Yes we are just over a year from the next ride and I look forward to the time soon when the counter reads less than 365 days. However if this were just a few days from the next ride and there was still a backlog of registration packets to ship out TJ might have been barking orders like mad but he would have too many other fires to fight to spend time packing and shipping. His absence has little to do with the wait for merchandise and for the last two or three years the situation was similar, so I doubt very much that his presence would have made much difference this year.
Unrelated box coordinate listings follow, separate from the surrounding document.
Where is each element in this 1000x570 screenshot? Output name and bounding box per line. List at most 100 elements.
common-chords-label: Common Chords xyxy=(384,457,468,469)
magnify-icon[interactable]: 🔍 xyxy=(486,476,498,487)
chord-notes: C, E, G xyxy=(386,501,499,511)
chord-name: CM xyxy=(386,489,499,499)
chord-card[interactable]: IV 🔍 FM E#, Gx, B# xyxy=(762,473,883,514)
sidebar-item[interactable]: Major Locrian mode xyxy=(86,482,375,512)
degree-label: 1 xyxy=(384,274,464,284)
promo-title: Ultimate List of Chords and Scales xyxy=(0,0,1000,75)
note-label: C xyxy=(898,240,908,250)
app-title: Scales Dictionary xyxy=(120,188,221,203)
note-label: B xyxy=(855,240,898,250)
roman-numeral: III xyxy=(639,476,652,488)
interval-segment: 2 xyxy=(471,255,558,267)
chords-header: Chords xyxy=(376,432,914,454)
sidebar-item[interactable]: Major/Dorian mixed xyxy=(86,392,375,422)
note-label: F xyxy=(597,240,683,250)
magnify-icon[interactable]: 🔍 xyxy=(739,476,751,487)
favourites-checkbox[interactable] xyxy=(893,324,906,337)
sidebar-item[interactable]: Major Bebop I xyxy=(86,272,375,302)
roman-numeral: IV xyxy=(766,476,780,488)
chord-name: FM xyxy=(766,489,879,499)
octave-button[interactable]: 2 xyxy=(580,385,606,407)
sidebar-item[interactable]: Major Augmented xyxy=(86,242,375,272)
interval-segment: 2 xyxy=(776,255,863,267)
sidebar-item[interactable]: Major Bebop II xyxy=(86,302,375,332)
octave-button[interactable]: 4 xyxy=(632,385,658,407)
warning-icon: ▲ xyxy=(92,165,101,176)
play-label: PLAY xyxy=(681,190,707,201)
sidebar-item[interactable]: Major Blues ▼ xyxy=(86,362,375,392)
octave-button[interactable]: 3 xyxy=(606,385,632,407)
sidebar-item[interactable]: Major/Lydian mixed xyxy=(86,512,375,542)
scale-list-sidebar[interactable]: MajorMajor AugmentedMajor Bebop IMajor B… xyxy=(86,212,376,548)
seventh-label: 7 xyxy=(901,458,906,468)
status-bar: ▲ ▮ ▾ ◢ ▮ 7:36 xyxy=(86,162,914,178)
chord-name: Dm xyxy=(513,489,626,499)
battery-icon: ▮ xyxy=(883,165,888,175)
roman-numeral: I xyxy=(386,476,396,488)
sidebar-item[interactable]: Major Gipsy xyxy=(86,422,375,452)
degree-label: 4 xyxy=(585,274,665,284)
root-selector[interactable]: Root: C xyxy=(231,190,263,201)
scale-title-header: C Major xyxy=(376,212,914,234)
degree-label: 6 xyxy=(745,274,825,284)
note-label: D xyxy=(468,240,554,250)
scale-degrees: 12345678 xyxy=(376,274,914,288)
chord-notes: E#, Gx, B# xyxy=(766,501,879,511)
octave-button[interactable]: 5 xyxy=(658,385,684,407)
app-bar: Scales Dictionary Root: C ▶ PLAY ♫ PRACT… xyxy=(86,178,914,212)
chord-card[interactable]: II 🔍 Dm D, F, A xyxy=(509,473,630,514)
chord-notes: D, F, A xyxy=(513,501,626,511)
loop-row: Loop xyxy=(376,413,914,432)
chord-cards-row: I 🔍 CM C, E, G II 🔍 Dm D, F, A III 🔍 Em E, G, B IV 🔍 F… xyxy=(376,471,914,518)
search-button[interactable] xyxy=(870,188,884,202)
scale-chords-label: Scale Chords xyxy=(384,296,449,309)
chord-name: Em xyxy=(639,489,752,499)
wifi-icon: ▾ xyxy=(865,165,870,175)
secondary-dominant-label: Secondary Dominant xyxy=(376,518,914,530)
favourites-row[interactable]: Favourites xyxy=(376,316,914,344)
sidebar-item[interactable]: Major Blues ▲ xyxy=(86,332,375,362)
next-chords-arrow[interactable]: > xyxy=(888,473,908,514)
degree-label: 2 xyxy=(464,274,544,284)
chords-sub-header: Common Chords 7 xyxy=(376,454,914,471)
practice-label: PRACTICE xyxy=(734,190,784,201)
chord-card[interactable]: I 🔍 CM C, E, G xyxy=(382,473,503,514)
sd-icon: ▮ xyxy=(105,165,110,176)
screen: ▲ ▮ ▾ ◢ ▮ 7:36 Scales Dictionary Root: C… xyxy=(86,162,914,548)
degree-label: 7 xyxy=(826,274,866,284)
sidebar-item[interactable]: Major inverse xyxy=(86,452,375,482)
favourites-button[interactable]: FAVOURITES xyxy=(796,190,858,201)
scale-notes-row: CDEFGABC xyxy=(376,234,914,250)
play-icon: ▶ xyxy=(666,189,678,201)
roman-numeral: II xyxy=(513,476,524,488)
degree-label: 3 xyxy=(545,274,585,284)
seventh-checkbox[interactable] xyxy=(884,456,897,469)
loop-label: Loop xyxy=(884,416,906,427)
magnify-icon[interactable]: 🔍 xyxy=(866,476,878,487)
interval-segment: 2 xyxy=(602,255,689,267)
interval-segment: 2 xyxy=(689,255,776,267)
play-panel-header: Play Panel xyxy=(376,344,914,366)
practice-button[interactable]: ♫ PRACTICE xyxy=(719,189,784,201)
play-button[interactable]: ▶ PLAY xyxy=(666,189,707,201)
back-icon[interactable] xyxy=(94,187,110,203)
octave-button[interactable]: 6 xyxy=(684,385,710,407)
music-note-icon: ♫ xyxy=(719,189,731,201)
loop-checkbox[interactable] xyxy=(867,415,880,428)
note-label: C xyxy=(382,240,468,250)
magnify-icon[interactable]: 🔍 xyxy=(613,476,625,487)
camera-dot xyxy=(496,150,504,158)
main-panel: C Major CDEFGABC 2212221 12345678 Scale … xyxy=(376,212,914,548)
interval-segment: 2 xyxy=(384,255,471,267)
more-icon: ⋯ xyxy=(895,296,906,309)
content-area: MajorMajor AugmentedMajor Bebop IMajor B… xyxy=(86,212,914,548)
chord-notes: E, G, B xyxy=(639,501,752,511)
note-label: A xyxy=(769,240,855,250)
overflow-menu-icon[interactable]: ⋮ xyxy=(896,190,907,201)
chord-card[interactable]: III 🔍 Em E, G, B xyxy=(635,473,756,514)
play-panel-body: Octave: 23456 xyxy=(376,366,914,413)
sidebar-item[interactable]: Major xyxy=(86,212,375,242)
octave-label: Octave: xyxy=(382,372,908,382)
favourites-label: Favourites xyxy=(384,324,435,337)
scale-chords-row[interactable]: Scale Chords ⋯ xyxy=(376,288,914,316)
We have no idea what troubles DD is facing right now. It might make us very worried indeed if we did know, based on the troubles that I see other businesses having right now. Covid shipwrecked Iowa’s Ride and sent its captain packing to another state. It has to be doing a number on RAGBRAI and the Register as well. This is not an easy time for anyone so I can stand to wait a bit longer to get my merchandise. I’d rather that the RAGBRAI team stay safe and in business than raise a stink because I’m not getting what I ordered instantly.
I did contact them but not out of impatience, just because I wanted to confirm that I was all squared away for next year. I am a team contact, you see, and out of the four of us two are not going next year, one was on the fence, two had not registered yet, and one was requesting a refund of his registration. So when the deadline hit I was registered but unpaid. The instructions on how to handle that situation were no where to be found so back then I had to consult with the RAGBRAI team on how to proceed. They gave me instructions which I followed and it seemed to work. They were dealing with team contacts like me on a case by case basis.
But then I still had not and have not received any merchandise or other promised communications several weeks after the promised date. So, I contacted them just to make sure my registration was all squared away. Throughout that whole process they were very helpful and accommodating though at times slow to respond due to the crush of business. You have to understand that they are not only dealing with Covid but also still cleaning up the mess that TJ left behind. They are doing well and I am willing to be patient. I honestly don’t think that TJ would be doing any better at this point.
I assume that a lot of the interest in the double cross was an expression of loyalty to TJ rather than interest in the concept itself. I think it was and will be a fine opportunity if it actually comes off as planned. However, the looks on our spouses faces when we tell them we will be gone bike riding for two weeks in a row is a strong deterrent for many of us!
I do not have my merchandise yet but they have responded to my emails. As of July 1 they said I should receive my goods “in the next few weeks”. Yes, a bit disappointing but I think the virus has a lot more to do with this than the departed ride director. I just cannot imagine TJ personally packing and shipping ride merchandise at this point in the RAGBRAI planning cycle so I don’t think his absence has anything to do with the delays. Large commercial distributors have had trouble keeping to their normal schedules through this mess, it is no surprise if RAGBRAI has similar trouble.